Yesterday, I discussed a method for adding an edge to an arbitrary symbol. If you recall (or roll down on this page), the idea was to trick gnuplot into plotting our data file twice, but in a way that each point was plotted twice in succession. Now, what if we plotted more times? There was really nothing special about the number 2, so there is no reason why we could not do this. But if we can, then we should, and see what comes out of it. With very small modifications, our script from yesterday can be turned into a bubble graph, like this

So, let us see how the machinery works!

plot 'new_bubble1.dat' u 0:2

plot 'new_bubble2.dat' u 0:2

plot 'new_bubble3.dat' u 0:2
green_n = GPVAL_DATA_X_MAX

rem(x,n) = x - n*(x/n)
size(x,n) = 3*(1-0.8*rem(x,n)/n)
c(x,n) = floor(240.0*rem(x,n)/n)
red(x,n) = sprintf("#%02X%02X%02X", 255, c(x,n), c(x,n))
blue(x,n) = sprintf("#%02X%02X%02X", c(x,n), c(x,n), 255)
green(x,n) = sprintf("#%02X%02X%02X", c(x,n), 255, c(x,n))

posx(X,x,n) = X + 0.03*rem(x,n)/n
posy(Y,x,n) = Y + 0.03*rem(x,n)/n

unset key
set border back
level = 40
plot for [n=0:level*(red_n+1)-1] 'new_bubble1.dat' using (posx($1,n,level)):(posy($2,n,level)) \
every ::(n/level)::(n/level) with p pt 7 ps size(n,level) lc rgb red(n,level) , \
for [n=0:level*(blue_n+1)-1] 'new_bubble2.dat' using (posx($1,n,level)):(posy($2,n,level)) \
every ::(n/level)::(n/level) with p pt 7 ps size(n,level) lc rgb blue(n,level) , \
for [n=0:level*(green_n+1)-1] 'new_bubble3.dat' using (posx($1,n,level)):(posy($2,n,level)) \
every ::(n/level)::(n/level) with p pt 7 ps size(n,level) lc rgb green(n,level)
Again, the first three plots are there for determining the sample size, and nothing more. We, thus, start out with a number of function definitions. The first one is a remainder function, the second one uses the remainder to return the size of the bubble, the third one is a simple helper function, returning values between 0 and 240, and red, blue, and green determine the colour of our bubbles. If you look carefully, you will notice that these colours are successively whiter as the remainder increases. Finally, again by making use of our remainder function, we define two position shifts: in order to give the impression that the bubbles are lit from the top right corner, we have to shift successive circles in that direction. The value of this shift is important in the sense that, if chosen too high, the circles belonging to the same data point will no longer cover each other. (This is not necessary a tragedy, see below.)

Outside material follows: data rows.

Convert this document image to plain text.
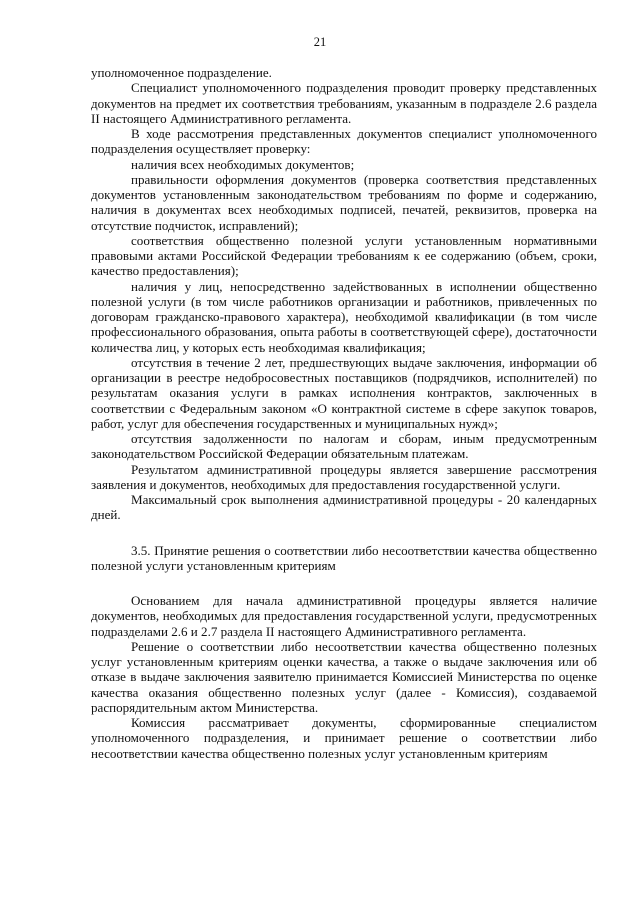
21

уполномоченное подразделение.

Специалист уполномоченного подразделения проводит проверку представленных документов на предмет их соответствия требованиям, указанным в подразделе 2.6 раздела II настоящего Административного регламента.

В ходе рассмотрения представленных документов специалист уполномоченного подразделения осуществляет проверку:

наличия всех необходимых документов;

правильности оформления документов (проверка соответствия представленных документов установленным законодательством требованиям по форме и содержанию, наличия в документах всех необходимых подписей, печатей, реквизитов, проверка на отсутствие подчисток, исправлений);

соответствия общественно полезной услуги установленным нормативными правовыми актами Российской Федерации требованиям к ее содержанию (объем, сроки, качество предоставления);

наличия у лиц, непосредственно задействованных в исполнении общественно полезной услуги (в том числе работников организации и работников, привлеченных по договорам гражданско-правового характера), необходимой квалификации (в том числе профессионального образования, опыта работы в соответствующей сфере), достаточности количества лиц, у которых есть необходимая квалификация;

отсутствия в течение 2 лет, предшествующих выдаче заключения, информации об организации в реестре недобросовестных поставщиков (подрядчиков, исполнителей) по результатам оказания услуги в рамках исполнения контрактов, заключенных в соответствии с Федеральным законом «О контрактной системе в сфере закупок товаров, работ, услуг для обеспечения государственных и муниципальных нужд»;

отсутствия задолженности по налогам и сборам, иным предусмотренным законодательством Российской Федерации обязательным платежам.

Результатом административной процедуры является завершение рассмотрения заявления и документов, необходимых для предоставления государственной услуги.

Максимальный срок выполнения административной процедуры - 20 календарных дней.

3.5. Принятие решения о соответствии либо несоответствии качества общественно полезной услуги установленным критериям

Основанием для начала административной процедуры является наличие документов, необходимых для предоставления государственной услуги, предусмотренных подразделами 2.6 и 2.7 раздела II настоящего Административного регламента.

Решение о соответствии либо несоответствии качества общественно полезных услуг установленным критериям оценки качества, а также о выдаче заключения или об отказе в выдаче заключения заявителю принимается Комиссией Министерства по оценке качества оказания общественно полезных услуг (далее - Комиссия), создаваемой распорядительным актом Министерства.

Комиссия рассматривает документы, сформированные специалистом уполномоченного подразделения, и принимает решение о соответствии либо несоответствии качества общественно полезных услуг установленным критериям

Then we decide to have 40 colour levels (we could have anything up to 255, although it might be a bit time consuming and unnecessary), and call our plots. The structure is the same as it was yesterday: we use a for loop for each data set, move the circles a bit, and set the colours to whiter shades. That is all.

Now, what happens, if we take too big a value for the shift? This, actually, might lead to interesting effects, as shown in this graph, where droplets represent the data points.

After having seen the simplest implementation, we should ask whether it is possible to add some decorations. E.g., whether it is possible to add a thin black edge to the symbols. It is relatively simple, as the following script shows. We only have to re-define some of our functions as follows
size(x,n) = (rem(x,n) == 0 ? 3.3 : 3*(1-0.8*rem(x,n)/n))
c(x,n) = floor(240.0*rem(x,n)/n)
red(x,n) = (rem(x,n) == 0 ? "#000000" : sprintf("#%02X%02X%02X", 255, c(x,n), c(x,n)))
blue(x,n) = (rem(x,n) == 0 ? "#000000" : sprintf("#%02X%02X%02X", c(x,n), c(x,n), 255))
green(x,n) = (rem(x,n) == 0 ? "#000000" : sprintf("#%02X%02X%02X", c(x,n), 255, c(x,n)))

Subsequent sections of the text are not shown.